How to Protect Your Business When Your Partner Is Going Through a Divorce

With 40 to 50 percent of American couples divorcing, your business partnership may outlast your marital one. Even if your marriage is on solid ground, can you be certain your business partner will stay married? If not, you may be concerned about a divorce

That concern is justified. If your partner goes through a marital breakup, you can count on your business coming up during divorce proceedings. It is, after all, an asset. When attorneys begin gathering information, they’ll list your partner’s business interests among those assets, and the law will step in. No matter what the outcome, your business will at least in some way be impacted by your partner’s uncoupling. Here are a few things you can do to protect your own interests.

Understand the Dangers

In a divorce, the court is most interested in assets that contributed money to the household. Whether your partner owned the business before or after the marriage took place is irrelevant unless there was a prenuptial agreement.
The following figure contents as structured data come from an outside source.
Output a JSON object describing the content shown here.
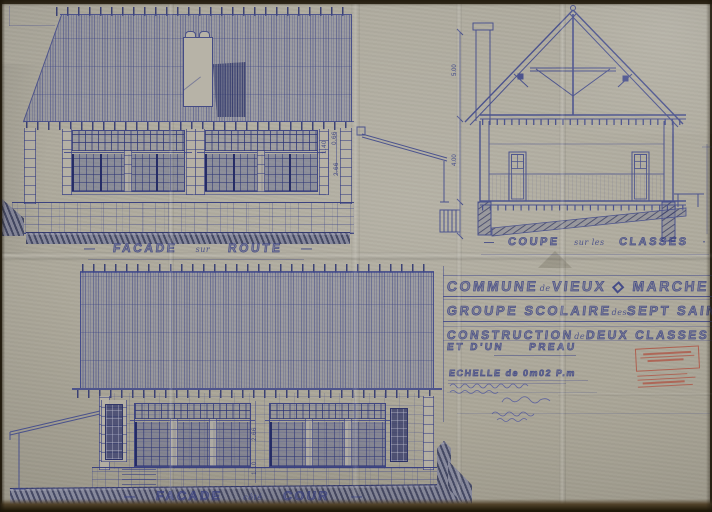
{
  "colors": {
    "paper": "#b2aea0",
    "ink": "#3e4688",
    "stamp_red": "#b04a3a"
  },
  "labels": {
    "facade_route": {
      "dash_left": "—",
      "main_1": "FACADE",
      "small": "sur",
      "main_2": "ROUTE",
      "dash_right": "—"
    },
    "coupe_classes": {
      "dash_left": "—",
      "main_1": "COUPE",
      "small": "sur les",
      "main_2": "CLASSES",
      "dash_right": "·"
    },
    "facade_cour": {
      "dash_left": "—",
      "main_1": "FACADE",
      "small": "côté",
      "main_2": "COUR",
      "dash_right": "—"
    }
  },
  "title_block": {
    "line1": {
      "main_1": "COMMUNE",
      "small": "de",
      "main_2": "VIEUX ◇ MARCHE"
    },
    "line2": {
      "main_1": "GROUPE SCOLAIRE",
      "small": "des",
      "main_2": "SEPT SAINTS"
    },
    "line3": {
      "main_1": "CONSTRUCTION",
      "small": "de",
      "main_2": "DEUX CLASSES"
    },
    "line4": {
      "main_1": "ET D'UN",
      "main_2": "PREAU"
    },
    "scale_line": "ECHELLE de 0m02 P.m"
  },
  "dimensions": {
    "elev_route": [
      "1.40",
      "0.66",
      "2.66"
    ],
    "coupe": [
      "5.00",
      "4.00"
    ],
    "elev_cour": [
      "2.66",
      "1.10"
    ]
  }
}
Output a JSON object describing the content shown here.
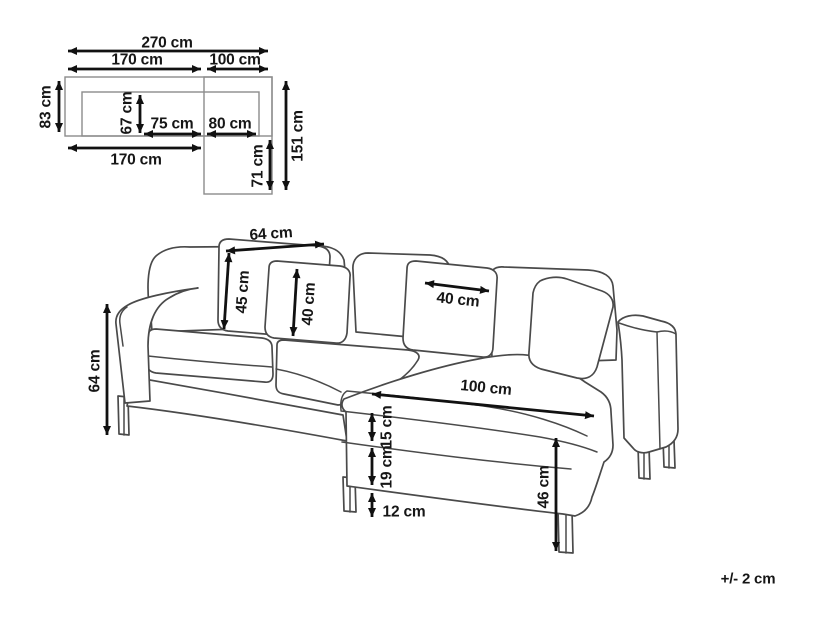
{
  "schematic": {
    "total_width": "270 cm",
    "left_section_width": "170 cm",
    "right_section_width": "100 cm",
    "body_depth": "83 cm",
    "seat_depth": "67 cm",
    "left_seat_width": "75 cm",
    "right_seat_width": "80 cm",
    "left_section_width_bottom": "170 cm",
    "chaise_extension_depth": "71 cm",
    "chaise_total_depth": "151 cm"
  },
  "sofa": {
    "back_cushion_width": "64 cm",
    "back_cushion_height": "45 cm",
    "small_back_cushion_height": "40 cm",
    "chaise_back_cushion_width": "40 cm",
    "overall_height": "64 cm",
    "chaise_length": "100 cm",
    "seat_cushion_thickness": "15 cm",
    "base_height": "19 cm",
    "leg_height": "12 cm",
    "seat_height": "46 cm"
  },
  "tolerance_note": "+/- 2 cm"
}
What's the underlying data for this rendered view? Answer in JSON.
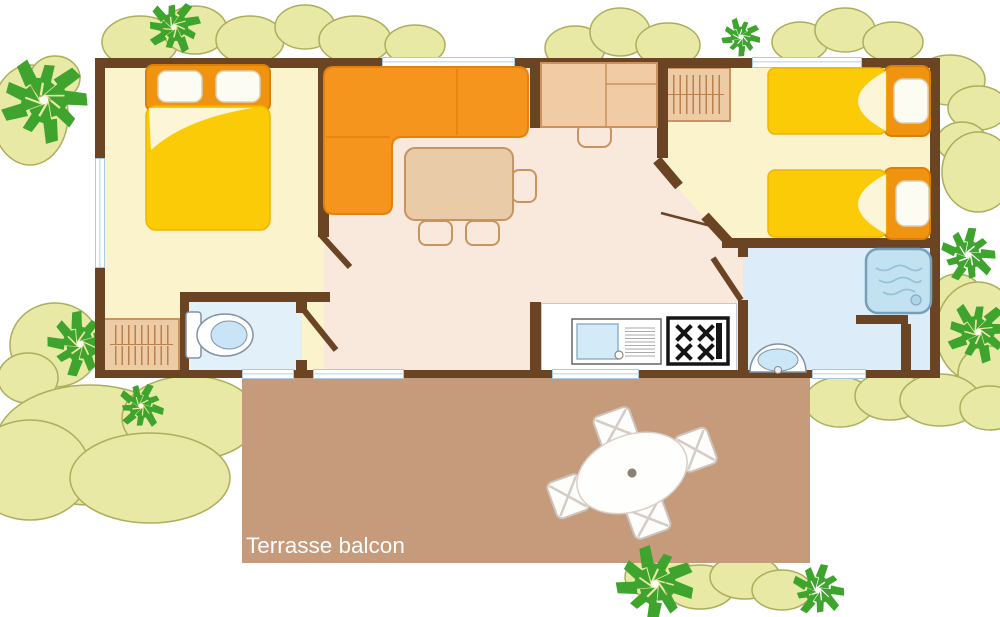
{
  "plan_title": "mobile-home floor plan",
  "terrace": {
    "label": "Terrasse balcon"
  },
  "rooms": [
    {
      "name": "bedroom-double",
      "furniture": [
        "double-bed",
        "wardrobe"
      ]
    },
    {
      "name": "wc",
      "furniture": [
        "toilet"
      ]
    },
    {
      "name": "living-dining",
      "furniture": [
        "corner-sofa",
        "dining-table",
        "three-chairs",
        "desk-with-chair"
      ]
    },
    {
      "name": "kitchen",
      "furniture": [
        "sink-with-drainer",
        "four-burner-hob"
      ]
    },
    {
      "name": "bedroom-twin",
      "furniture": [
        "single-bed",
        "single-bed",
        "wardrobe"
      ]
    },
    {
      "name": "bathroom",
      "furniture": [
        "shower",
        "washbasin"
      ]
    },
    {
      "name": "terrace",
      "furniture": [
        "oval-table",
        "four-chairs"
      ]
    }
  ],
  "palette": {
    "wall": "#6B4423",
    "floor_bedroom": "#FBF3CB",
    "floor_living": "#F9E8DC",
    "floor_wc": "#E2F0FA",
    "floor_bathroom": "#DCEDF9",
    "terrace": "#C59B7C",
    "sofa_orange": "#F6951D",
    "bed_blanket_yellow": "#FCCB08",
    "bed_headboard_orange": "#F0930F",
    "furniture_tan": "#EDCBA4",
    "window_glass": "#C9E2F2",
    "tree_green": "#3EA42D",
    "bush_fill": "#E7E9A5",
    "bush_outline": "#ABAF5D"
  }
}
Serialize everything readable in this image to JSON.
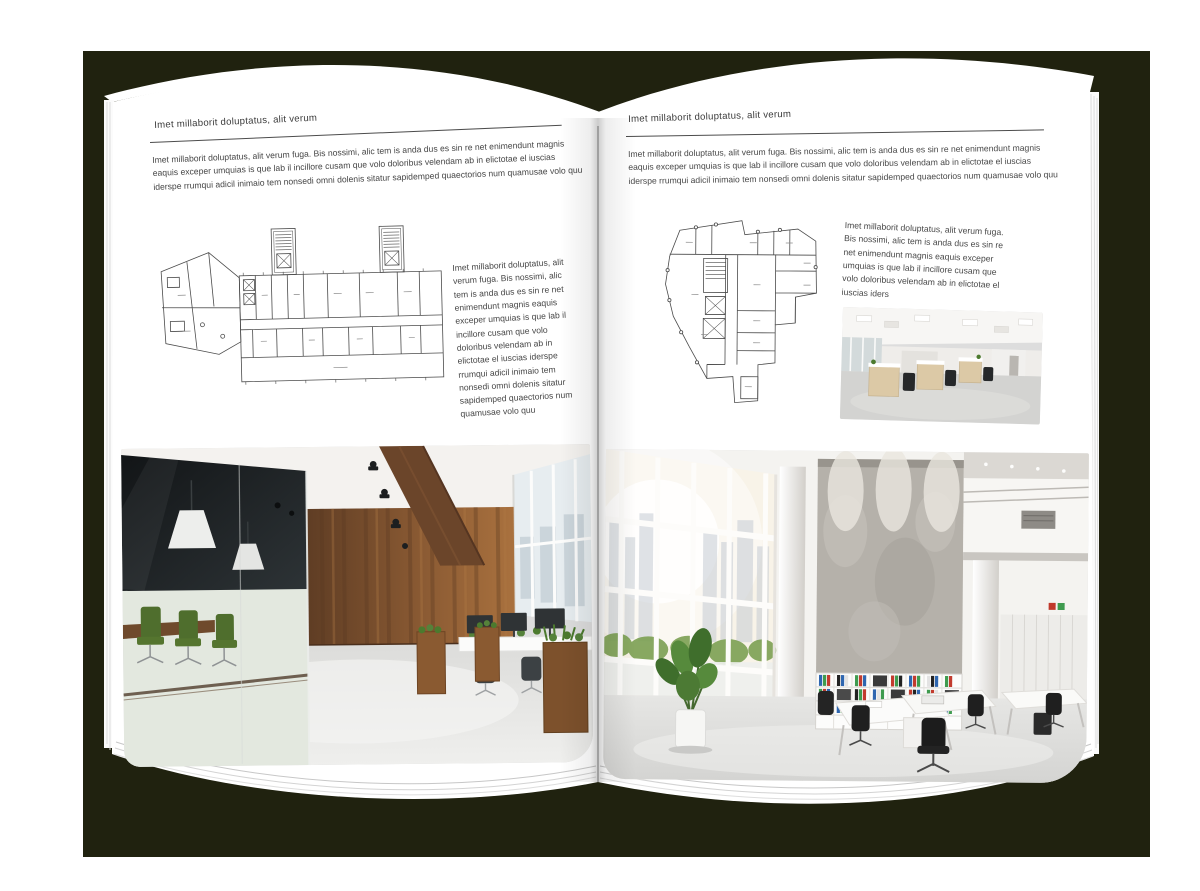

If your business is a moneymaker, it could be a problem.

Set Up an LLC

If you and your partner are already married, this won’t be much help. However, if you enter the partnership with one of you single, setting up your business as an LLC may offer protection in some states. With an LLC, some of the business’s assets are given protection under the LLC, rather than having them comingle with personal assets, as they do in sole proprietorships or partnerships.

Use “Buy Sell” Provisions

Along with the partnership paperwork you sign when you formed your company, you could include a Buy Sell Agreement that outlines what happens if one partner chooses to leave the business. This agreement can define what happens if either partner divorces and the ex-spouse gains ownership interest in the company.

Work with the Agreement

If part of your business is awarded to your partner’s spouse, you still have options. You’ll most likely want to buy out the ex-spouse’s interest to retain your own ownership. Chances are, the ex-spouse won’t want to deal with it, either. During the divorce proceedings, your partner also has the option of offering other assets to equal the value the other party is being awarded.

A few preventive steps early in your business partnership may reduce the risk of a divorce harming your business. However, it’s also important to find a partner who can weather life’s ups and downs while still giving your business the full attention it deserves.